Travel is how we put a face and a voice to the Other and step a little beyond our secondhand images of the alien. It is, in fact, how we learn about the world and come to terms (and sometimes peace) with it. All the information in the world on our flashing or high-definition screens cannot begin to convey the feel and smell, the human truth, of another culture. And all of us are lucky enough to live at a time when the far corners of the world are more accessible physically than ever before. The minute I got off the plane in Yemen last summer, I could see how everything I thought I knew about that country was wrong and how far most of its people lived emotionally from, say, the October 2000 bombing of the U.S.S. Cole in Southern Yemen. Likewise, the minute a Yemeni sets foot in New York City, she sees it as quite different from the lawless jungle of gun-toting druglords and prostitutes she may have imagined. Most people in the developing world, though, do not have the opportunity or resources to come and see us. It is therefore up to us--at least those of us with the time and money--to go and see them.
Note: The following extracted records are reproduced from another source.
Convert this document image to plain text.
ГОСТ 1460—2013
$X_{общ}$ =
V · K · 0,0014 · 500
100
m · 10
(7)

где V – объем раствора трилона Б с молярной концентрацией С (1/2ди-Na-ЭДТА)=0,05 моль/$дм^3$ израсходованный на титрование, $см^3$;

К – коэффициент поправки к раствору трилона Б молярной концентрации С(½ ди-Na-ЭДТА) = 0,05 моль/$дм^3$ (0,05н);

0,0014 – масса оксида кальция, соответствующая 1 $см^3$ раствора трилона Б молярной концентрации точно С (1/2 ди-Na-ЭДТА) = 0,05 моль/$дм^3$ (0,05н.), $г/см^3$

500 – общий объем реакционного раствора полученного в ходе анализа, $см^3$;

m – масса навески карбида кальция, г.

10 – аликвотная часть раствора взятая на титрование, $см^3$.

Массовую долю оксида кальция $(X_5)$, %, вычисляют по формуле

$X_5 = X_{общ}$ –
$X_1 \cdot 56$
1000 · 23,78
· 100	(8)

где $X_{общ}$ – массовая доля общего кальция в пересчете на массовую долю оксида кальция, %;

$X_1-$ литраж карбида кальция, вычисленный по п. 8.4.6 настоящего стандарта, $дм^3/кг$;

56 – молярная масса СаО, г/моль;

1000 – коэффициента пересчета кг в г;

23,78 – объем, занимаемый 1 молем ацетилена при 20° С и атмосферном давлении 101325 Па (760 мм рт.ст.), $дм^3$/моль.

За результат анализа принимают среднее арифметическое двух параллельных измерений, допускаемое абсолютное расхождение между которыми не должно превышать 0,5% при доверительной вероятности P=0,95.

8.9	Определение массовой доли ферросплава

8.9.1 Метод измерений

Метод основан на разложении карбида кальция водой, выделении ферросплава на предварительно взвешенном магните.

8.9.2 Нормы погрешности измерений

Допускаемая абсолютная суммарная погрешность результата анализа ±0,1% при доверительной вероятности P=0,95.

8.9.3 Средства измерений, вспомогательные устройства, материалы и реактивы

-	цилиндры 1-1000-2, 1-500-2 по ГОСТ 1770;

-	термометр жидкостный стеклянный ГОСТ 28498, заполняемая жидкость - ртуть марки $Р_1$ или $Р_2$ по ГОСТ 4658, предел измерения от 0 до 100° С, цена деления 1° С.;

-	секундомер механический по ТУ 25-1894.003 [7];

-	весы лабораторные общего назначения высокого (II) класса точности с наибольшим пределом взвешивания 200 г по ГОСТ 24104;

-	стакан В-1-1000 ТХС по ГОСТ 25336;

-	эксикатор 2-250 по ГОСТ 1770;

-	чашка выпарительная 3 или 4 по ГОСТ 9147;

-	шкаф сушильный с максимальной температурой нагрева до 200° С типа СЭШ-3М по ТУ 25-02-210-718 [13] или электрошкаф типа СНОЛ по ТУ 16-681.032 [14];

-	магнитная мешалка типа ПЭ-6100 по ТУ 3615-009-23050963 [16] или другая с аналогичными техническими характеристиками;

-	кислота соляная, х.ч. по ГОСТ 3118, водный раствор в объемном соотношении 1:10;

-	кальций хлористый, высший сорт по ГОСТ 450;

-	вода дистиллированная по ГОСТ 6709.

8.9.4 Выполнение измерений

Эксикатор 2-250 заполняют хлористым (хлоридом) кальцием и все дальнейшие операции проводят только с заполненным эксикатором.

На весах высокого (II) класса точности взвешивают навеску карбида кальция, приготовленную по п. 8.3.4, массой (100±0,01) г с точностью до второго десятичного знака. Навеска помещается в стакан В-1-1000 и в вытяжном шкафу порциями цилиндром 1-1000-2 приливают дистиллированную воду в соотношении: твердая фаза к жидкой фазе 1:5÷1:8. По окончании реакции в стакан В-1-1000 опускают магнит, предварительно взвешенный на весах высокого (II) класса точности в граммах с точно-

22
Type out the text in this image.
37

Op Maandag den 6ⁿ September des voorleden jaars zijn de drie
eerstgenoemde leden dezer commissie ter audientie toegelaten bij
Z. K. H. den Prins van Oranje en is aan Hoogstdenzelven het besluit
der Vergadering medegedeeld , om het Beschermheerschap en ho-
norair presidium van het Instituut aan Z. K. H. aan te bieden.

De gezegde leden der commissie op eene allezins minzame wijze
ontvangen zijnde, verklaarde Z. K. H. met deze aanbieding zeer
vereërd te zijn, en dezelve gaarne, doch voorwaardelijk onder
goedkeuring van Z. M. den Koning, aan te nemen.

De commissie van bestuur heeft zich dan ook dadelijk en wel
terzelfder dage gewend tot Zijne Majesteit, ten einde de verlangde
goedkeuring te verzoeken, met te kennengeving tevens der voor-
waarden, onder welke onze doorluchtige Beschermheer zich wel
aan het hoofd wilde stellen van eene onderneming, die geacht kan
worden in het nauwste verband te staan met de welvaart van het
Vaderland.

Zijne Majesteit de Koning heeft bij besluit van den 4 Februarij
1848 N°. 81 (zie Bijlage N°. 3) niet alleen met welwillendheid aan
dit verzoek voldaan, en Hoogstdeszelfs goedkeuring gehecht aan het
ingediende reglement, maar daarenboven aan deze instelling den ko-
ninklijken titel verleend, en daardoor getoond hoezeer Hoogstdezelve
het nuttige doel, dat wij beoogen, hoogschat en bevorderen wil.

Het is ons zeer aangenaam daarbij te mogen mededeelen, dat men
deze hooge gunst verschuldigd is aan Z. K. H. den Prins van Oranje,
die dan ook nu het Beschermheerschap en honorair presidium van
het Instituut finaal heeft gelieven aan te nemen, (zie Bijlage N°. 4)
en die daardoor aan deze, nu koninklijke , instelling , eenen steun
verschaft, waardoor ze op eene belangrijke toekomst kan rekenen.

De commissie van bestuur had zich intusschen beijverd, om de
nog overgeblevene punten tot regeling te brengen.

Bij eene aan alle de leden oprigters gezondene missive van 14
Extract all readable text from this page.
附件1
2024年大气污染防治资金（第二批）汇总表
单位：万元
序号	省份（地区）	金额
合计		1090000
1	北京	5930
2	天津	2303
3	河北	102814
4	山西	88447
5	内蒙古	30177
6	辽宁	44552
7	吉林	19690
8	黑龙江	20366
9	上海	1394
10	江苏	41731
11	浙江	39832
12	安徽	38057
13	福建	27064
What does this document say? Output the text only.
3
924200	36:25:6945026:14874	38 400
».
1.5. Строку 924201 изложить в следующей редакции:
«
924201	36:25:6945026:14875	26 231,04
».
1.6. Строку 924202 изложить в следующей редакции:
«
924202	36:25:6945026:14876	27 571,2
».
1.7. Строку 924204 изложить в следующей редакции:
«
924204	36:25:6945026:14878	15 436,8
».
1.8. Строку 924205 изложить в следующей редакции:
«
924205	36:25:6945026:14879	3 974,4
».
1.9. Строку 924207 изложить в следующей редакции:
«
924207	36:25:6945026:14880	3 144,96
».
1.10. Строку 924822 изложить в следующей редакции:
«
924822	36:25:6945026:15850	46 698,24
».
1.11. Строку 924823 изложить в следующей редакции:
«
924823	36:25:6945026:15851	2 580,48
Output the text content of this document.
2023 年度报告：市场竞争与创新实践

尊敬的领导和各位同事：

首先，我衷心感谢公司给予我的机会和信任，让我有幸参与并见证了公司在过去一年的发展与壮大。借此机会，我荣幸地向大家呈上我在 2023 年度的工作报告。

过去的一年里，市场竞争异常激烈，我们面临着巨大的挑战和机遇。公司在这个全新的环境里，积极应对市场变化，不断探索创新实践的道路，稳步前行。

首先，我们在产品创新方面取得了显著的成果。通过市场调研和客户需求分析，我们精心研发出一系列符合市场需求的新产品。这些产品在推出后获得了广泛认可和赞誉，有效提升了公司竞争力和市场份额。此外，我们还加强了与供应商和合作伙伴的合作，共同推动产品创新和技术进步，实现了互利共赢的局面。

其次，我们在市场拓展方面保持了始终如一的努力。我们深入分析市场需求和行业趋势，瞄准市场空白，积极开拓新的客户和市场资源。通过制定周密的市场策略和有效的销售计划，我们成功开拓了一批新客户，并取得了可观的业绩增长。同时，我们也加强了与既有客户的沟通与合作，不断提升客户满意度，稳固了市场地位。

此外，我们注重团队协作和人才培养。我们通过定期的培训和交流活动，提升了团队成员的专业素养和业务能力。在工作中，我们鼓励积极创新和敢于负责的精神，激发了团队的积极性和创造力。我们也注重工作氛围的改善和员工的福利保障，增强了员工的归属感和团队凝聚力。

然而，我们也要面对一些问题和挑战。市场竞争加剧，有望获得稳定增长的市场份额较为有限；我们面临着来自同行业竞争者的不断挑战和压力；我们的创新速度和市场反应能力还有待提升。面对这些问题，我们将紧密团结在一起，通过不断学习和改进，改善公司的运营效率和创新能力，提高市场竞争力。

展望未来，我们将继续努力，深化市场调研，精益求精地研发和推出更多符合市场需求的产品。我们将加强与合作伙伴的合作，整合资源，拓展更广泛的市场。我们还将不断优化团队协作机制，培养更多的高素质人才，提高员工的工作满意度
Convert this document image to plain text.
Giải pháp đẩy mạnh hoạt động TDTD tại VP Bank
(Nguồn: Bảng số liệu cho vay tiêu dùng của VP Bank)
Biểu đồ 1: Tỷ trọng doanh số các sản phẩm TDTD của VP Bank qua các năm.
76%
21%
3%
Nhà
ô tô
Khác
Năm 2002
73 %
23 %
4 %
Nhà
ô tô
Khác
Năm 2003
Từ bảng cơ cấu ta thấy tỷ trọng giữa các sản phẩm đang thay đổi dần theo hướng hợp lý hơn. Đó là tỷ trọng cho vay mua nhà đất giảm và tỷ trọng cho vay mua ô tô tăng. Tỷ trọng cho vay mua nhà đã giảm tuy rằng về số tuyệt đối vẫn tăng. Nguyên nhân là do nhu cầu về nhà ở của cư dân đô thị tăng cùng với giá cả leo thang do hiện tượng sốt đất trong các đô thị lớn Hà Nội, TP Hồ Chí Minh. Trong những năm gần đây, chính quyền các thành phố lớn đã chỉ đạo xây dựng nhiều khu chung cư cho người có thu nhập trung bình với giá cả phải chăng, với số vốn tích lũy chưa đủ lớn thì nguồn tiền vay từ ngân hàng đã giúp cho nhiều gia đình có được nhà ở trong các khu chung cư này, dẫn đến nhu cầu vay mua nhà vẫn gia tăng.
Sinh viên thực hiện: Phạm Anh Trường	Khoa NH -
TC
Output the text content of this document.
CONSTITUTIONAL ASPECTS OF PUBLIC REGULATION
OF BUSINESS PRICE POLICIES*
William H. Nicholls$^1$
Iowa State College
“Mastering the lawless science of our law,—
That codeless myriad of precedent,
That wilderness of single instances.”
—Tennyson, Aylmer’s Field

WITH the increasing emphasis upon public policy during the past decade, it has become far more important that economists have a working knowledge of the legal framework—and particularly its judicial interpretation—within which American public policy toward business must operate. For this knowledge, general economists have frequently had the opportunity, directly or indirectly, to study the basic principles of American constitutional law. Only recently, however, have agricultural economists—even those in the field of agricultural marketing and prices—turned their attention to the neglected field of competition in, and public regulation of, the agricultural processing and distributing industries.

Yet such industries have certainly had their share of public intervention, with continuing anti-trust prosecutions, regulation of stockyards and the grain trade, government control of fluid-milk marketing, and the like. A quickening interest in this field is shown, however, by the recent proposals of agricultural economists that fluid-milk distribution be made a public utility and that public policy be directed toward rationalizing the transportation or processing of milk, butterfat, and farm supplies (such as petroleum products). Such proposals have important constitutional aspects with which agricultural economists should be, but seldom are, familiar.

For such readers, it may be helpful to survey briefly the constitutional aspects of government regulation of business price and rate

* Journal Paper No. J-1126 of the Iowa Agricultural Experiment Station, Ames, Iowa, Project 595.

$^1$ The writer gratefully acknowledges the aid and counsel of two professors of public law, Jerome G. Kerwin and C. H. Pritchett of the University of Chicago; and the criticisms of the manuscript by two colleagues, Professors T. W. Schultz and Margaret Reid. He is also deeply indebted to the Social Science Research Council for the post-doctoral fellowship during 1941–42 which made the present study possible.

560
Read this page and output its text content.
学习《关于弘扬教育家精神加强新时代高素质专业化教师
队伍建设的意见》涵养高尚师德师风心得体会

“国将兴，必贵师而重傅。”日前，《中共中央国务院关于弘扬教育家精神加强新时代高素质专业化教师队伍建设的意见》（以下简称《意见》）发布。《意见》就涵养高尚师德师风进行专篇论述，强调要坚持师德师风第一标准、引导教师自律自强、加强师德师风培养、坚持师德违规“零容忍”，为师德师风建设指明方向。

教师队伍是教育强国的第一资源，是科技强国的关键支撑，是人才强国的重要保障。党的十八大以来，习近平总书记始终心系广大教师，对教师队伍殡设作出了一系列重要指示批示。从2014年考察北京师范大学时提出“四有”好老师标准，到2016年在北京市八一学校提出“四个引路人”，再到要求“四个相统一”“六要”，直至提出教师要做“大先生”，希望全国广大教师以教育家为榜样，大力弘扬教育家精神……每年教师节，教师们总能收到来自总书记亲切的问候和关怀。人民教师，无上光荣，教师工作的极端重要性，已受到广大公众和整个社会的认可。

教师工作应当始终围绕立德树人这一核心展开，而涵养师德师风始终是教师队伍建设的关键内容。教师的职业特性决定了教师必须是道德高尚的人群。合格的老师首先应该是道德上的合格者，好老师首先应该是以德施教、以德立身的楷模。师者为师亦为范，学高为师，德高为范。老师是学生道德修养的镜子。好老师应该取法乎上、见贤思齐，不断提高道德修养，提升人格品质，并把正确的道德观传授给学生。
The principle applies, of course, even if we go no farther than Washington or the Lebanese restaurant on the other side of town; we have the chance at any moment to walk outside our prejudices. Those who stay home may think the outside world is dangerous (and the more they stay home, the more dangerous it will seem). Yet as soon as we travel, we are reminded that, for example, during the 1980s when war was tearing apart Beirut, San Salvador and Kabul, Washington had a higher murder rate than any of them. Last year, when I took my 70-year-old mother on holiday to Syria, she quickly saw that its people were much friendlier than the country's dictatorship suggested, that the roads were clean and that (for a visitor in any case) life was in most respects as safe as in the affluent California town where she lives. Insofar as such places are difficult, traveling abroad allows us to appreciate better all the opportunities and freedoms of home that we otherwise take for granted.
In the wake of the 9/11 violence, most Americans were wise enough to realize that the terrorist atrocities had nothing to do with Hamid, in his skullcap, who runs the grocery store around the corner, while all the Muslims I knew grieved as if the losses were their own. Yet many people wondered why America had provoked such animosity. Traveling to Bolivia, Vietnam, India and many other countries in the months since the attacks, I have been sobered to see the words U.S. OUT OF AFGHANISTAN! scrawled across the walls of an elegant colonial building in the Andes (while a shoeshine boy down the street told me he longed to come to America to help fight terrorists). In many closed or impoverished countries, meeting Americans is the only way the people can learn that America is not the "axis of evil"--a George W. Bush phrase that some foreigners have turned back on the U.S.
In some ways, Sept. 11 was a harrowing reminder of how truly we all live in the same neighborhood now, even if the differences and distances between us remain as great as ever. In any neighborhood, it is the people who keep their doors locked and their curtains drawn who are the truly menacing ones. One of the difficult things about the events of last fall was how powerless most people felt as they watched the destruction onscreen. Many of us, in fact, do have the power, however small, to take the first step toward real communication--by going to Beijing, or Mexico City, or, best of all, Damascus.